Friday, May 30, 2014

PTS and Childhood Cancer

**Note: I wanted to add that because these 2 things aren't researched or TALKED About much, even to us, the stages of trauma with any chronic illness is probably different along the way. I'm only writing from our perspective now.

First off, I just want to say that if you've never gone through cancer treatment (or another chronic illness) with your child AND have never had a true anxiety attack, you just can't know how they both impact daily life. 

I've been through traumatic stuff in my life before and I've struggled with a little anxiety off and on. 

I've learned how to cope with it and found what works best for me: 

*working out
*praying
*reading
*surrounding myself with positive, uplifting people
*scheduling time alone
*careful planning of my day
*not a lot of noise and crowds

When we first started on this journey I began doing my own research about links between Post Traumatic Stress and Childhood Cancer. There's not a lot out there, but everything I found revealed that it is real. 

I've blogged before (here and here) about anxiety and how we are seeing it present itself more and more in our lives so many days after the initial panic-cancer-is-here-why-did-this-happen phase. 

However, nothing

NOTHING


NOTHING

prepared me for what I experienced earlier this week. 

I've noted before that after long periods away from the clinic we've seen anxieties in both Jace and the girls. We've also felt them ourselves. 
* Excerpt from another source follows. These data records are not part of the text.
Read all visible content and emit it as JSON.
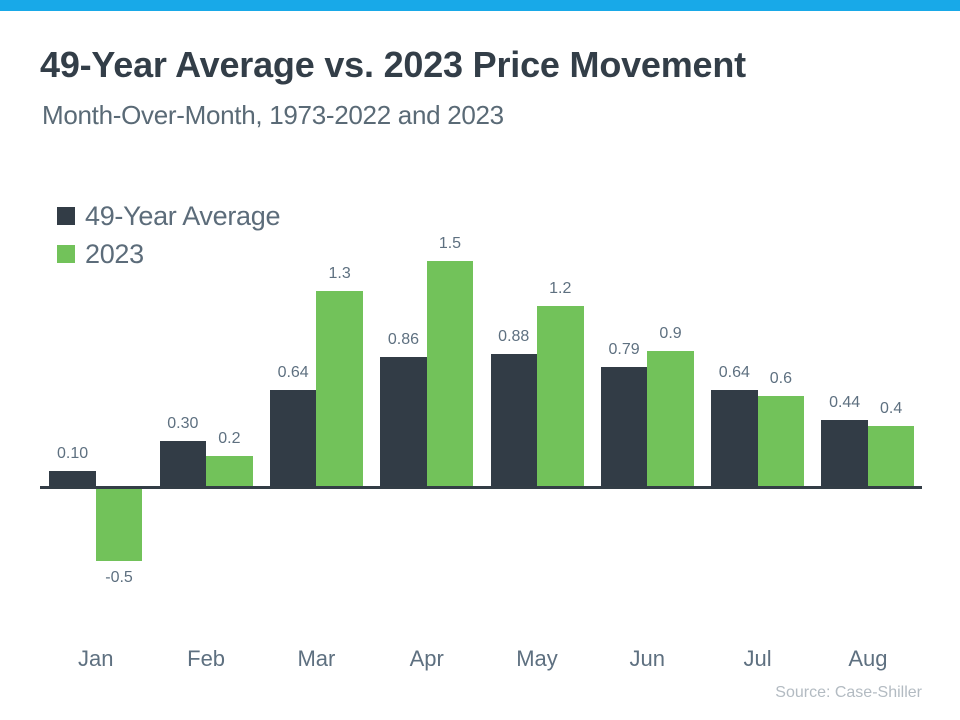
{
  "topbar": {
    "color": "#18a9e8"
  },
  "header": {
    "title": "49-Year Average vs. 2023 Price Movement",
    "subtitle": "Month-Over-Month, 1973-2022 and 2023"
  },
  "legend": [
    {
      "label": "49-Year Average",
      "color": "#323c46"
    },
    {
      "label": "2023",
      "color": "#72c25a"
    }
  ],
  "source": "Source: Case-Shiller",
  "chart_data": {
    "type": "bar",
    "title": "49-Year Average vs. 2023 Price Movement",
    "subtitle": "Month-Over-Month, 1973-2022 and 2023",
    "categories": [
      "Jan",
      "Feb",
      "Mar",
      "Apr",
      "May",
      "Jun",
      "Jul",
      "Aug"
    ],
    "series": [
      {
        "name": "49-Year Average",
        "color": "#323c46",
        "values": [
          0.1,
          0.3,
          0.64,
          0.86,
          0.88,
          0.79,
          0.64,
          0.44
        ],
        "labels": [
          "0.10",
          "0.30",
          "0.64",
          "0.86",
          "0.88",
          "0.79",
          "0.64",
          "0.44"
        ]
      },
      {
        "name": "2023",
        "color": "#72c25a",
        "values": [
          -0.5,
          0.2,
          1.3,
          1.5,
          1.2,
          0.9,
          0.6,
          0.4
        ],
        "labels": [
          "-0.5",
          "0.2",
          "1.3",
          "1.5",
          "1.2",
          "0.9",
          "0.6",
          "0.4"
        ]
      }
    ],
    "xlabel": "",
    "ylabel": "",
    "ylim": [
      -0.6,
      1.6
    ],
    "grid": false,
    "axis_line_color": "#333d46",
    "value_labels": true,
    "legend_position": "top-left"
  }
}
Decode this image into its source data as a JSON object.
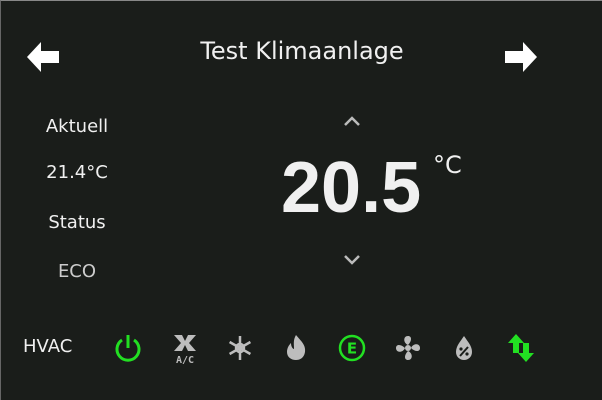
{
  "header": {
    "title": "Test Klimaanlage",
    "back_icon": "arrow-left-icon",
    "forward_icon": "arrow-right-icon"
  },
  "left": {
    "current_label": "Aktuell",
    "current_value": "21.4°C",
    "status_label": "Status",
    "status_value": "ECO"
  },
  "setpoint": {
    "value": "20.5",
    "unit": "°C"
  },
  "hvac": {
    "label": "HVAC",
    "modes": [
      {
        "icon": "power-icon",
        "active": true
      },
      {
        "icon": "ac-fan-icon",
        "text": "A/C",
        "active": false
      },
      {
        "icon": "snowflake-icon",
        "active": false
      },
      {
        "icon": "flame-icon",
        "active": false
      },
      {
        "icon": "eco-icon",
        "text": "E",
        "active": true
      },
      {
        "icon": "fan-icon",
        "active": false
      },
      {
        "icon": "dry-drop-icon",
        "active": false
      },
      {
        "icon": "auto-arrows-icon",
        "active": true
      }
    ]
  },
  "colors": {
    "background": "#1a1d1a",
    "active": "#22e022",
    "inactive": "#bdbdbd",
    "text": "#f0f0f0"
  }
}
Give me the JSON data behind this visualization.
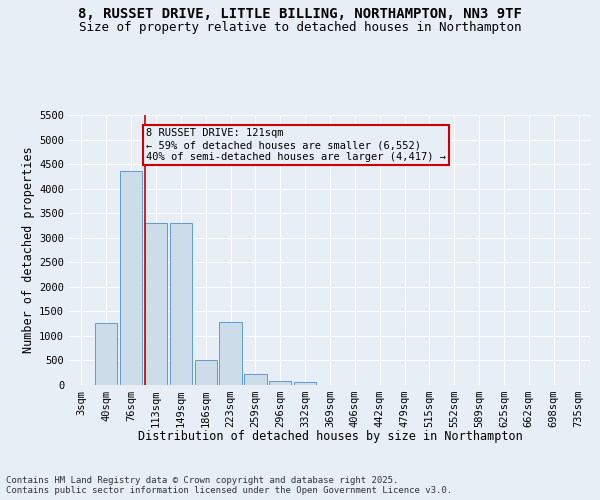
{
  "title_line1": "8, RUSSET DRIVE, LITTLE BILLING, NORTHAMPTON, NN3 9TF",
  "title_line2": "Size of property relative to detached houses in Northampton",
  "xlabel": "Distribution of detached houses by size in Northampton",
  "ylabel": "Number of detached properties",
  "footer_line1": "Contains HM Land Registry data © Crown copyright and database right 2025.",
  "footer_line2": "Contains public sector information licensed under the Open Government Licence v3.0.",
  "annotation_line1": "8 RUSSET DRIVE: 121sqm",
  "annotation_line2": "← 59% of detached houses are smaller (6,552)",
  "annotation_line3": "40% of semi-detached houses are larger (4,417) →",
  "categories": [
    "3sqm",
    "40sqm",
    "76sqm",
    "113sqm",
    "149sqm",
    "186sqm",
    "223sqm",
    "259sqm",
    "296sqm",
    "332sqm",
    "369sqm",
    "406sqm",
    "442sqm",
    "479sqm",
    "515sqm",
    "552sqm",
    "589sqm",
    "625sqm",
    "662sqm",
    "698sqm",
    "735sqm"
  ],
  "values": [
    0,
    1270,
    4350,
    3300,
    3300,
    500,
    1290,
    215,
    80,
    55,
    0,
    0,
    0,
    0,
    0,
    0,
    0,
    0,
    0,
    0,
    0
  ],
  "red_line_bin_idx": 3,
  "bar_color": "#ccdce8",
  "bar_edge_color": "#5b9bd5",
  "red_line_color": "#cc0000",
  "background_color": "#e8eef6",
  "grid_color": "#ffffff",
  "ylim_max": 5500,
  "yticks": [
    0,
    500,
    1000,
    1500,
    2000,
    2500,
    3000,
    3500,
    4000,
    4500,
    5000,
    5500
  ],
  "ann_box_edge_color": "#cc0000",
  "title_fontsize": 10,
  "subtitle_fontsize": 9,
  "axis_label_fontsize": 8.5,
  "tick_fontsize": 7.5,
  "ann_fontsize": 7.5,
  "footer_fontsize": 6.5
}
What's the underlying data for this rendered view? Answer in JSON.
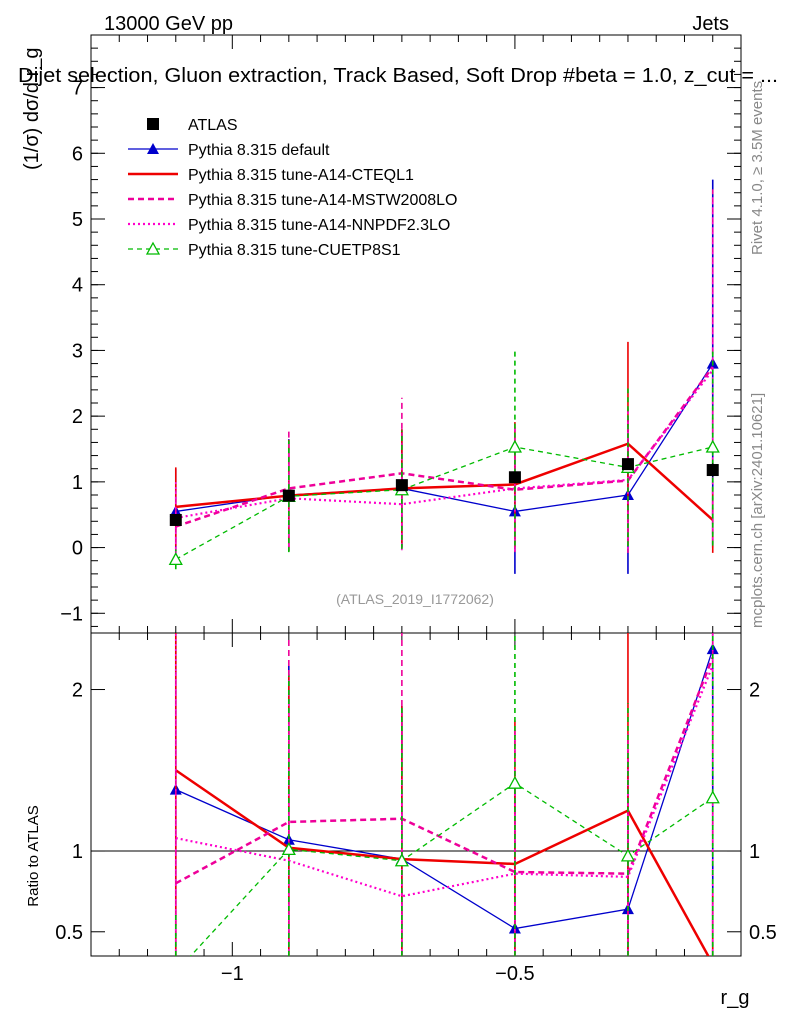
{
  "header": {
    "left": "13000 GeV pp",
    "right": "Jets",
    "title": "Dijet selection, Gluon extraction, Track Based, Soft Drop #beta = 1.0, z_cut = ..."
  },
  "side_text": {
    "rivet": "Rivet 4.1.0, ≥ 3.5M events",
    "site": "mcplots.cern.ch [arXiv:2401.10621]"
  },
  "watermark": "(ATLAS_2019_I1772062)",
  "labels": {
    "ylabel_main": "(1/σ) dσ/d r_g",
    "ylabel_ratio": "Ratio to ATLAS",
    "xlabel": "r_g"
  },
  "colors": {
    "atlas": "#000000",
    "default": "#0000cc",
    "cteql1": "#ee0000",
    "mstw": "#ee0099",
    "nnpdf": "#ff00cc",
    "cuetp": "#00bb00"
  },
  "chart_data": {
    "type": "line",
    "x": [
      -1.1,
      -0.9,
      -0.7,
      -0.5,
      -0.3,
      -0.15
    ],
    "xlim": [
      -1.25,
      -0.1
    ],
    "xticks": [
      -1.0,
      -0.5
    ],
    "xtick_labels": [
      "−1",
      "−0.5"
    ],
    "ylim_main": [
      -1.3,
      7.8
    ],
    "yticks_main": [
      -1,
      0,
      1,
      2,
      3,
      4,
      5,
      6,
      7
    ],
    "ytick_labels_main": [
      "−1",
      "0",
      "1",
      "2",
      "3",
      "4",
      "5",
      "6",
      "7"
    ],
    "ylim_ratio": [
      0.35,
      2.35
    ],
    "yticks_ratio": [
      0.5,
      1,
      2
    ],
    "ytick_labels_ratio": [
      "0.5",
      "1",
      "2"
    ],
    "series": [
      {
        "key": "atlas",
        "name": "ATLAS",
        "values": [
          0.42,
          0.79,
          0.95,
          1.07,
          1.27,
          1.18
        ],
        "err": [
          0.05,
          0.05,
          0.05,
          0.07,
          0.08,
          0.1
        ]
      },
      {
        "key": "default",
        "name": "Pythia 8.315 default",
        "values": [
          0.55,
          0.8,
          0.9,
          0.55,
          0.8,
          2.8
        ],
        "err": [
          0.65,
          0.85,
          0.9,
          0.95,
          1.2,
          2.8
        ],
        "ratio": [
          1.38,
          1.07,
          0.95,
          0.52,
          0.64,
          2.25
        ]
      },
      {
        "key": "cteql1",
        "name": "Pythia 8.315 tune-A14-CTEQL1",
        "values": [
          0.62,
          0.79,
          0.9,
          0.96,
          1.58,
          0.42
        ],
        "err": [
          0.6,
          0.85,
          0.9,
          0.95,
          1.55,
          0.5
        ],
        "ratio": [
          1.5,
          1.02,
          0.95,
          0.92,
          1.25,
          0.3
        ]
      },
      {
        "key": "mstw",
        "name": "Pythia 8.315 tune-A14-MSTW2008LO",
        "values": [
          0.32,
          0.9,
          1.13,
          0.88,
          1.02,
          2.75
        ],
        "err": [
          0.55,
          0.9,
          1.15,
          0.95,
          1.1,
          2.7
        ],
        "ratio": [
          0.8,
          1.18,
          1.2,
          0.87,
          0.86,
          2.2
        ]
      },
      {
        "key": "nnpdf",
        "name": "Pythia 8.315 tune-A14-NNPDF2.3LO",
        "values": [
          0.45,
          0.75,
          0.66,
          0.9,
          1.03,
          2.7
        ],
        "err": [
          0.55,
          0.8,
          0.7,
          0.95,
          1.05,
          2.65
        ],
        "ratio": [
          1.08,
          0.94,
          0.72,
          0.86,
          0.84,
          2.15
        ]
      },
      {
        "key": "cuetp",
        "name": "Pythia 8.315 tune-CUETP8S1",
        "values": [
          -0.18,
          0.78,
          0.88,
          1.53,
          1.22,
          1.53
        ],
        "err": [
          0.15,
          0.85,
          0.9,
          1.5,
          1.2,
          1.5
        ],
        "ratio": [
          0.25,
          1.01,
          0.94,
          1.42,
          0.97,
          1.33
        ]
      }
    ]
  }
}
We knew that Wednesday was going to be long and we'd have to get into our "zone" to get through it. 

About a day before treatment, there is always a mist of anxiety blanketed over all of us. 

The thing is everyone (almost everyone) thinks all is pretty much back to normal or at least routine now that we only go in once a month. 

Maddie has said her friends struggle with understanding why it's all still even a deal at all. 

Avery usually wears her heart on her sleeve so anyone around her knows this topic makes her sensitivity heightened. 

Jace seems to cry more easily about small things. He is more clingy. His appetite is almost zero ( some par for the course). 

Jason and I usually cope in our own ways. Extra workouts, extra prayers.....

Yesterday started off normal enough. Nothing big happened. Looking back and reflecting, I know I didn't make enough time to read my daily devotional, didn't play Air1 while getting ready, didn't arm myself like I typically do. These are small intentional things I do, and now I know they really DO help! 

I got to my meeting and tried to balance myself. (note: Didn't stop at my office to breathe, check email, or acclimate myself like normal.) 

I started reading email and realized sweet Avery was getting an award and because it was Wednesday we wouldn't be able to see that. 

This Wednesday meant a lumbar puncture, ivig infusion, benadryl, tylenol, and a pentam breathing treatment. 

That triggered how much I hate cancer and chemo and how many moments it has tried to steal in 485 days. 

Then, the words "Maybe one of you can go with Jace and the other can stay here with Avery." (no. just no. both of us like being there when we can because we know it will be a long day and the toll on us will be less if we are together)

All of that happened in a 2 minute time span as my heart was racing, I couldn't breathe, I started sweating, and feeling like I was going to pass out. 

I needed to run! 

I gathered my things and barely made it back to my office before I just lost it. 

There was no warning. No insight that there would even be a trigger.

You can't plan that. I can pray and pray for those attacks to be alleviated or completely gone, but in that moment all I could do was breathe and escape. 

Everyone is full of advice about anxiety, but it's not as easy as being grateful, relaxing,  breathing or praying. You KNOW I'm already doing all of that. Anyone who has experienced a true attack, then you know if it were that easy you'd not be having them. 

Here's the article I posted (thanks, Candi!) on the last blog about PTS and #childhoodcancer: (http://bit.ly/1nS6JGy)

Be aware that those you know fighting an already difficult battle are also dealing with this. Are they dealing with ALL of that? Probably not. But PTS is REAL. 

*Note: This video is only to show the daily struggles of simple things we took for granted before. Taking off his band aids can sometimes take at least 30 minutes because he doesn't want us to touch them and he doesn't like the sound they make coming off. 




We've noticed changes in Jace's fears and his need for a sense of constant security and consistency. Any small change triggers immediate fear and anxiety for him and I've learned how to read his cues. 


For me, here are some things that have changed: 

I find that I want to avoid crowds more than before. 
I find more comfort in one-on-one situations instead. 
I would rather stay home than go out. 
Trusting people is harder than before. 

^^^^
All of that is not gonna help me grow and I KNOW this. I'm growing through it and super in-tune with what helps. 

After sharing about my anxiety attack on FB, my sweet friend, 

Sherry said "It's refreshing to know you're human." 

I am HUMAN. You just don't know how human I am. 

*Pull up a chair and pour some coffee*

I'll keep sharing my journey with all of it's struggles, victories, laughter and tears because I know someone else out there needs to hear they are not alone and it's ok to be vulnerable. 

I'll keep doing the thing I know works for me: praying and writing.